Expliquez-moi ce que la recherche que vous avez faite a de lien avec le sujet débattu et ce que le nombre de publications a en rapport avec la validité des propos avancés par les 2 avocats. ET,OU pourquoi un auteur plus publié aurait plus de pertinence dans le débat qui nous occupe que l’opinion éclairée de quelque auteur que ce soit! Vous versez dans l’ « Argumentum ad Hominem » le plus faible de tous. Charest utilise constamment ce stratagème 16.

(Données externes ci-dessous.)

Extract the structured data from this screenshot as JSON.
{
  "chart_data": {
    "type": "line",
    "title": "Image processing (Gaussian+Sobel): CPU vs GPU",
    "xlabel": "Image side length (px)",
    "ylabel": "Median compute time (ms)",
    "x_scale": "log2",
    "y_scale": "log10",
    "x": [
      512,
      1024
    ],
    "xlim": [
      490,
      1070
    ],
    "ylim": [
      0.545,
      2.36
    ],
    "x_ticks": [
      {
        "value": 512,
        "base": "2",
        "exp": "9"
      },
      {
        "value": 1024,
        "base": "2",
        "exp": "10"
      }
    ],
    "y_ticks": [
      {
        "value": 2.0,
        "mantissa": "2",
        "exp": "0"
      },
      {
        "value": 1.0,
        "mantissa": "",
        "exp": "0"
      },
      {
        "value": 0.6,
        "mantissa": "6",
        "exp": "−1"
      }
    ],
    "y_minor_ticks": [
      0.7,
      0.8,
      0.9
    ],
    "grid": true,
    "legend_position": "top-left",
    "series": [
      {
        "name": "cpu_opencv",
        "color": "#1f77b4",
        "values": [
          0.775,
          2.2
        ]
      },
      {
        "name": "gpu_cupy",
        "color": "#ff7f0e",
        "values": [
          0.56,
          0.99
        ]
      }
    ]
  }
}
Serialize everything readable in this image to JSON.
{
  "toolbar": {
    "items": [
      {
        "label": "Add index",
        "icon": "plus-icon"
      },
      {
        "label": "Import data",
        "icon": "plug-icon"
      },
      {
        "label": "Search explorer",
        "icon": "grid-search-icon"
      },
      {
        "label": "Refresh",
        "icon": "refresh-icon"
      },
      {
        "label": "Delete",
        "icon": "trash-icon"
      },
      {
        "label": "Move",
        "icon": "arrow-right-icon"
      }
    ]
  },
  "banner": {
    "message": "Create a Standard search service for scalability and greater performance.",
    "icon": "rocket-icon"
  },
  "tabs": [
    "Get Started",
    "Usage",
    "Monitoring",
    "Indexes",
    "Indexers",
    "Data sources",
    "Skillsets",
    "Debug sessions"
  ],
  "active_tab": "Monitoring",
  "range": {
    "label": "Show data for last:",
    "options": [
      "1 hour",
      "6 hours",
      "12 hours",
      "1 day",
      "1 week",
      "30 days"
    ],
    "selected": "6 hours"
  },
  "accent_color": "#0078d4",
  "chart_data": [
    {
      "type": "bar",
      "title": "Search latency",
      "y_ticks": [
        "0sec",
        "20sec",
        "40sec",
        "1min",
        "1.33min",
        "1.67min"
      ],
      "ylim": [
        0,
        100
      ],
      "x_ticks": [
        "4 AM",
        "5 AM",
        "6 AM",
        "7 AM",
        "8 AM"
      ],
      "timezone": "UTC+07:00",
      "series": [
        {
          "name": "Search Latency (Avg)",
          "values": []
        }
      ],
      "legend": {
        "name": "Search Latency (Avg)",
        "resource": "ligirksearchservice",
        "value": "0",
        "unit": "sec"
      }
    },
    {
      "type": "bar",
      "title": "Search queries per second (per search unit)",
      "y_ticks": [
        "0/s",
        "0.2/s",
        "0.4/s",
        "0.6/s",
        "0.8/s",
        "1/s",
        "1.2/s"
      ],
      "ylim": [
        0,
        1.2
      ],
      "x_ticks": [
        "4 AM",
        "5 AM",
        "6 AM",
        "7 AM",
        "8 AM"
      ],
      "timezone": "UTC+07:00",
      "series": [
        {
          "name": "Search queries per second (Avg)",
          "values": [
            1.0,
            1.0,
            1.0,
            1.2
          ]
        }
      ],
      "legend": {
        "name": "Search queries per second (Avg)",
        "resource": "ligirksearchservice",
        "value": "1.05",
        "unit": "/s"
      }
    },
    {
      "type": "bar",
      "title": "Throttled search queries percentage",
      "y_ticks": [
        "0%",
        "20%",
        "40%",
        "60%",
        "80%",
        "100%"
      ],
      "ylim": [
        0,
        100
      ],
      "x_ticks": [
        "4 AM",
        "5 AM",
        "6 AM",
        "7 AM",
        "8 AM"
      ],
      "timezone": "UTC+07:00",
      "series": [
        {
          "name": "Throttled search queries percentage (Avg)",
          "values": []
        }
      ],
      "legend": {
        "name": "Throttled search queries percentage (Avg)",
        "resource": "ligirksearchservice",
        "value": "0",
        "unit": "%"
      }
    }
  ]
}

Profitons-en pour rappeler qu’Omar Aktouf est un des quelques profs de HEC à ne pas être un âne diplômé avide de parachutes dorés, c’est-à-dire à avoir une tête bien faite.

Résumons…

On a 2 politologue de l’UdM qui demandent aux Américains de ne plus venir au Québec parce que nous vivons désormais dans une dictature.

Soulignons au passage que les Américains doivent composer avec le PATRIOT ACT, le NDDA 2012 (qui prévoit que l’armée peut détenir indéfiniment des citoyens sans motif valable), le TSA, Gitmo et un gouvernement qui pensent que l’on peut utiliser des drones pour assassiner sans procès des citoyens Américains.

Merveilleux, je propose que l’on donne un prix Nobel à ces 2 politologues !

En passant, est-ce que des Américains envoie des lettre ouverte dans nos journaux pour se plaindre de leur gouvernement?

@honorable:

Je note que, pendant que vous courriez de midi à quatorze heure pour trouver une façon de dénigrer un texte qui a sa place dans le NY Times, vous n’avez pas remis en question ou éclairé un seul de ses arguments. Pas un.
Manifestement, vous ne pouvez pas discuter à leur niveau.

Bien s^pur, on ne parle pas des votes truqués, de l’inflitration syndicale, des casseurs…

@ Sylvain Rivest (# 11):

Je ne vois pas le rapport entre ces articles dans un journal AMÉRICAIN et en ANGLAIS et le séparatisme du Québec si ce n’est que notre solide appartenance au beau et grand Canada n’a AUCUNEMENT EMPÊCHÉ ces deux obscurs scribouillards de commettre cet article.

Lorsque l’on attaque la réputation des professeurs plutôt que d’analyser le contenu de leur message, on se retrouve comme dans un procès, où l’image est prépondérante sur les éléments de preuve parce que les jurés sont pour la plupart incompétents à comprendre les nuances intellectuelles.

Perdre le salaire d’un été serait le prix à payer afin de bouter dehors ce gouvernement incompétent et opportuniste.

Changer de Ministre, changer de Chef de Cabinet, changer de Chef…

@ david ,je te comprend ,effectivement aucune émission de passe partout ne fesait référence a une manifestation ni d’une rébellion face a l’autorité ,je me demande bien dans quel monde nous sommes rendu,hahahahaha

@ francois 1 ,console toi, caliméro aussi trouve que le monde est trop injuste et que les grandes personnes ne comprenent pas,un kleenex????

Enfin, un beau surnom pour Jean Charest, le grand défenseur des P.P.P. : Premier Patapouf Poutine !

Deux zozos de l’Université de Mourial comparent Jean Charest à Vladimir Poutine…

Poutine a fait assassiner des journalistes qui le ce critiquaient. Au Québec ce sont les étudiants qui sont violents avec les journalistes.

Que ces 2 cabochons puissent enseigner à l’Université montre bien que l’éducation est sous financée.

Voici ce que dit Reporters Sans Frontière dans son dernier rapport sur la Russie.

Si les procédures judiciaires sont fréquentes, la violence contre les journalistes reste le principal problème : les attaques contre les journalistes sont régulières et restent souvent impunies, malgré les déclarations d’intention du président Medvedev à ce sujet. Selon la Fondation de Défense de la Glasnost, organisation partenaire de Reporters sans frontières, il y aurait eu au moins 58 agressions de journalistes en 2010. Le sentiment d’insécurité permanent chez certains journalistes a pour conséquence le développement de l’auto-censure.

Wow, nos deux politogue de l’UdM ont raison, le Québec c’est la même affaire que la Russie.